What Does a Fertility Evaluation Entail?
The first step in evaluating infertility is to perform a detailed medical and personal history. This includes information from the couple about past medical and surgical history, current health status, occupational risks, history of sexual development, previous use of birth control, past gynecological and obstetric history, and current sexual practices.
The basic questions that are answered with an infertility evaluation are:
Are there enough high quality sperm? The semen analysis is the single most important test in the evaluation of the male. It provides information about a number of factors related to fertility such as volume of semen, number of live sperm, sperm movement, shape, and structure. In order to perform the test, a semen sample is collected by masturbation into a sterile container provided by the physician.
Is an egg produced each month?Regular menstrual cycles, a biphasic BBT chart, and detection of luteinizing hormone LH in the urine all are reassuring that ovulation is occurring. However, if there is a concern, an ultrasound may be performed to examine the ovary or blood tests may be performed to determine the reason why ovulation is not occurring.
Are there any barriers that prevent the sperm and egg from getting together? Common barriers include blockage of the fallopian tubes, hostile cervical mucus, and the presence of endometriosis or adhesions. The most common tests include a hysterosalpingogram (HSG), which determines if the fallopian tubes are open, and laparoscopy, a procedure performed under general anesthesia to assess the reproductive organs and repair structural infertility problems that may be present.
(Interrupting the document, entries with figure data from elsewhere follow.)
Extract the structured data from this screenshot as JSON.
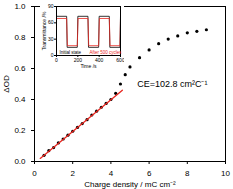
{
  "chart_data": [
    {
      "type": "scatter",
      "x_label": "Charge density / mC cm⁻²",
      "y_label": "ΔOD",
      "annotations": [
        "CE=102.8 cm²C⁻¹"
      ],
      "xlim": [
        0,
        10
      ],
      "xticks": [
        0,
        2,
        4,
        6,
        8,
        10
      ],
      "ylim": [
        0,
        1
      ],
      "yticks": [
        {
          "value": 0,
          "label": "0.0"
        },
        {
          "value": 0.2,
          "label": "0.2"
        },
        {
          "value": 0.4,
          "label": "0.4"
        },
        {
          "value": 0.6,
          "label": "0.6"
        },
        {
          "value": 0.8,
          "label": "0.8"
        },
        {
          "value": 1,
          "label": "1.0"
        }
      ],
      "series": [
        {
          "type": "scatter",
          "color": "#000000",
          "marker": "circle",
          "x": [
            0.5,
            0.75,
            1.0,
            1.25,
            1.5,
            1.75,
            2.0,
            2.25,
            2.5,
            2.75,
            3.0,
            3.25,
            3.5,
            3.75,
            4.0,
            4.25,
            4.5,
            4.75,
            5.0,
            5.5,
            6.0,
            6.5,
            7.0,
            7.5,
            8.0,
            8.5,
            9.0
          ],
          "values": [
            0.04,
            0.07,
            0.09,
            0.12,
            0.145,
            0.17,
            0.195,
            0.22,
            0.245,
            0.27,
            0.3,
            0.325,
            0.35,
            0.375,
            0.4,
            0.44,
            0.5,
            0.56,
            0.61,
            0.67,
            0.72,
            0.76,
            0.79,
            0.81,
            0.83,
            0.84,
            0.85
          ]
        },
        {
          "type": "line",
          "color": "#e8261f",
          "line_style": "solid",
          "x": [
            0.3,
            4.6
          ],
          "values": [
            0.02,
            0.46
          ]
        }
      ]
    },
    {
      "type": "line",
      "x_label": "Time /s",
      "y_label": "Transmittance /%",
      "legend": "bottom",
      "xlim": [
        0,
        600
      ],
      "xticks": [
        0,
        200,
        400,
        600
      ],
      "ylim": [
        0,
        90
      ],
      "yticks": [
        0,
        30,
        60,
        90
      ],
      "series": [
        {
          "name": "Initial state",
          "color": "#000000",
          "x": [
            0,
            95,
            100,
            195,
            200,
            295,
            300,
            395,
            400,
            495,
            500,
            595,
            600
          ],
          "values": [
            72,
            72,
            15,
            15,
            72,
            72,
            15,
            15,
            72,
            72,
            15,
            15,
            72
          ]
        },
        {
          "name": "After 500 cycles",
          "color": "#e8261f",
          "x": [
            0,
            95,
            102,
            195,
            202,
            295,
            302,
            395,
            402,
            495,
            502,
            595,
            600
          ],
          "values": [
            68,
            68,
            18,
            18,
            68,
            68,
            18,
            18,
            68,
            68,
            18,
            18,
            68
          ]
        }
      ]
    }
  ]
}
Is the uterine lining receptive? Factors that interfere with implantation include inadequate production of progesterone (determined by a blood test), lack of proteins (beta 3-integrins) that allow the embryo to stick to the uterine lining, congenital uterine deformities, and irregularities of the uterine lining such as polyps or fibroids.
Sometimes the factors affecting your fertility are easy to detect and treat, but in many cases a specific reason for infertility may be difficult to identify. Forty percent of infertility can be attributed to male factors and the remainder to female or couple factors. There are two different treatment philosophies that are used by physicians who treat infertility: (1) find out what's wrong and fix it or (2) nonspecifically enhance fertility by increasing the chances that the sperm and egg will get together. Thanks to the many options existing today, including advanced reproductive technologies and adoption, most infertile couples will be able to experience the joy of parenthood.